"I am a lovable person." "Not."
Thursday, July 02, 2009
By Wray Herbert
A milestone in the self-help movement was the publication of Norman Vincent Peale’s The Power of Positive Thinking in the early 1950s, which encouraged Americans to both think and talk positively about their lives and themselves. By the mid-1980s, that therapeutic philosophy had become so pervasive in American society that the Saturday Night Live comedian Al Franken wickedly parodied self-glorification through his alter-ego Stuart Smalley, who wrote the quintessential self-help volume: I’m Good Enough, I’m Smart Enough, and Doggone It, People Like Me!
A lot has changed since the 80s. Comedy writer Franken is now the junior Senator from Minnesota, and will soon be writing laws instead of SNL skits. But one thing has not changed appreciably: Americans are still being urged—through self-help books, TV therapists and the like—to think positively and make daily affirmations of their self-worth.
But do they work? Is self-affirmation a sound scientific idea, or just more of our therapeutic culture’s gobbledygook? Interestingly, despite its broad popularity, the effectiveness of positive self-talk has never been rigorously tested. Until now. Psychologist Joanne Wood of the University of Waterloo and her colleagues recently decided to explore the idea in the laboratory. They report their surprising findings in the July issue of the journal Psychological Science.
There’s scientific reason to be skeptical about the value of self-affirmation. Psychologists know, for example, that people have a great deal of difficulty balancing two contradictory ideas. We may try to tell ourselves we’re something we’d like to be, but most of us are deeply resistant to ideas that violate our true sense of identity. Based on this theory, Wood reasoned that forced affirmations might merely remind some people of how they are not measuring up—and indeed might boomerang and make them feel worse. Here’s the experiment:
Wood gave a group of volunteers a standard test for self-esteem, and selected those who scored highest and lowest. Then they all participated in a writing exercise, but half got this instruction: Every time you hear a bell sound, repeat to yourself: “I am a lovable person.” The bell sounded about every 15 seconds during the exercise, and afterward she measured their mood and self-esteem. She also had the volunteers think about the words “I am a lovable person”; but some thought only about why the statement might be true, while others thought about why the statement might be either true or false.

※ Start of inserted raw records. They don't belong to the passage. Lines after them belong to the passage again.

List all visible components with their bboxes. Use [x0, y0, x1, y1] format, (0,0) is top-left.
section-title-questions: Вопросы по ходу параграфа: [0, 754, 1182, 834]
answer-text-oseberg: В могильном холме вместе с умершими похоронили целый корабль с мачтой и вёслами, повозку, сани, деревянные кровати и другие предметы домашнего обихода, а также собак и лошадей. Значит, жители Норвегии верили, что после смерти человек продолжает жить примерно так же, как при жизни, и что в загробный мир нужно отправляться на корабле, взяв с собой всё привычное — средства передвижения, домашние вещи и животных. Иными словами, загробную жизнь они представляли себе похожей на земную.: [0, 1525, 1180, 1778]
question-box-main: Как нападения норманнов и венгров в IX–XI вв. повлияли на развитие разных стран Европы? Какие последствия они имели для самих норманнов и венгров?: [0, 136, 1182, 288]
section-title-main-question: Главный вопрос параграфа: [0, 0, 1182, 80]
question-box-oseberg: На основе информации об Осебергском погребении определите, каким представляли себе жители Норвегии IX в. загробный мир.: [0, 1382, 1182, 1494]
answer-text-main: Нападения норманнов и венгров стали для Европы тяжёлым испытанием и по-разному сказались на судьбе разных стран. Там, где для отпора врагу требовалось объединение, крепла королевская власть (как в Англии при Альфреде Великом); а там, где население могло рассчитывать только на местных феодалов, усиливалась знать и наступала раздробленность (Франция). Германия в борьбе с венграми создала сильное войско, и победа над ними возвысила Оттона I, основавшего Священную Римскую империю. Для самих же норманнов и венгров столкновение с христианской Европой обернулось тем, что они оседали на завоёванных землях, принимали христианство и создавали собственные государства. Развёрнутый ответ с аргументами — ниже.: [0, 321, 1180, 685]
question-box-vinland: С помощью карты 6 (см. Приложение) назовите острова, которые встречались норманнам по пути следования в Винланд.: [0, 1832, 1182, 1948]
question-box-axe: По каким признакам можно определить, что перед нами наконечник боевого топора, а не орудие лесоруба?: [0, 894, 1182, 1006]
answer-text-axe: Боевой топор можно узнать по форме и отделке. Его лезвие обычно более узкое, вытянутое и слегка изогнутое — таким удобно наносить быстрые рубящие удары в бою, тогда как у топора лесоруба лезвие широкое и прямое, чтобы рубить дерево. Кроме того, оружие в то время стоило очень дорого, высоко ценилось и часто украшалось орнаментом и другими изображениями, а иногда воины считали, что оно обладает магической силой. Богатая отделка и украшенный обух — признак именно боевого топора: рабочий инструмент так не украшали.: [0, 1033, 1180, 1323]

The results were unambiguous and ironic. Those who already felt good about themselves got a slight boost from self-loving talk, but those who had low self-esteem to begin with got worse—more depressed and more self-critical. But interestingly, the volunteers who tried to focus on only positive thoughts about themselves did worse than those who were encouraged to think both good and bad things about themselves. Those preoccupied with self-affirmation were probably unsuccessful at suppressing all negative thinking, giving the negativity more power—power enough to trump the self-loving words.
For more insights into the quirks of human nature, visit “We’re Only Human” at www.psychologicalscience.org/onlyhuman. Selections from the blog also appear regularly in the magazine Scientific American Mind and Newsweek.com.
posted by Wray Herbert @ 2:17 PM
2 Comments:
I have an interesting reasoning for this experiemtal reault, which was intrigued by an ancient Chinese proverb: once one comes to its limit, it will turn around. For example, in this case, for those people sharing super high self-esteem, they alreay arrived the limit of the perception of their perfectness. So once they were pushed to boost their self-esteem further, their understandings turned to another way---they started doubting their loveliness. On the other hand, for those who perceived themselves comprehensively, keeping assuring themselves that “I am a lovable person” can only advance their positive thinking.
But non-academically, I think this self-deceiving helps in some way. Like if I tell myself in front of mirrior that I am a charming person, while I know I am not that charming , I will try to act that way, then I will get a little better!
Sun Ra said we should not "love ourself", that was the path to stasis and complacency. Ra said we should hate ourself, we should hate the way we are so much that we are pushed into becoming better than we are now. Our salvation, said Ra, was out there, in the Unknown Beyond. We all know this, he said, because all that we do know has not saved us.
HIM Haile Selassie I also, I think it was his address to the UN, famously said "We must become what we have never been." -- to do that, we must question who we are now, and come up disappointed.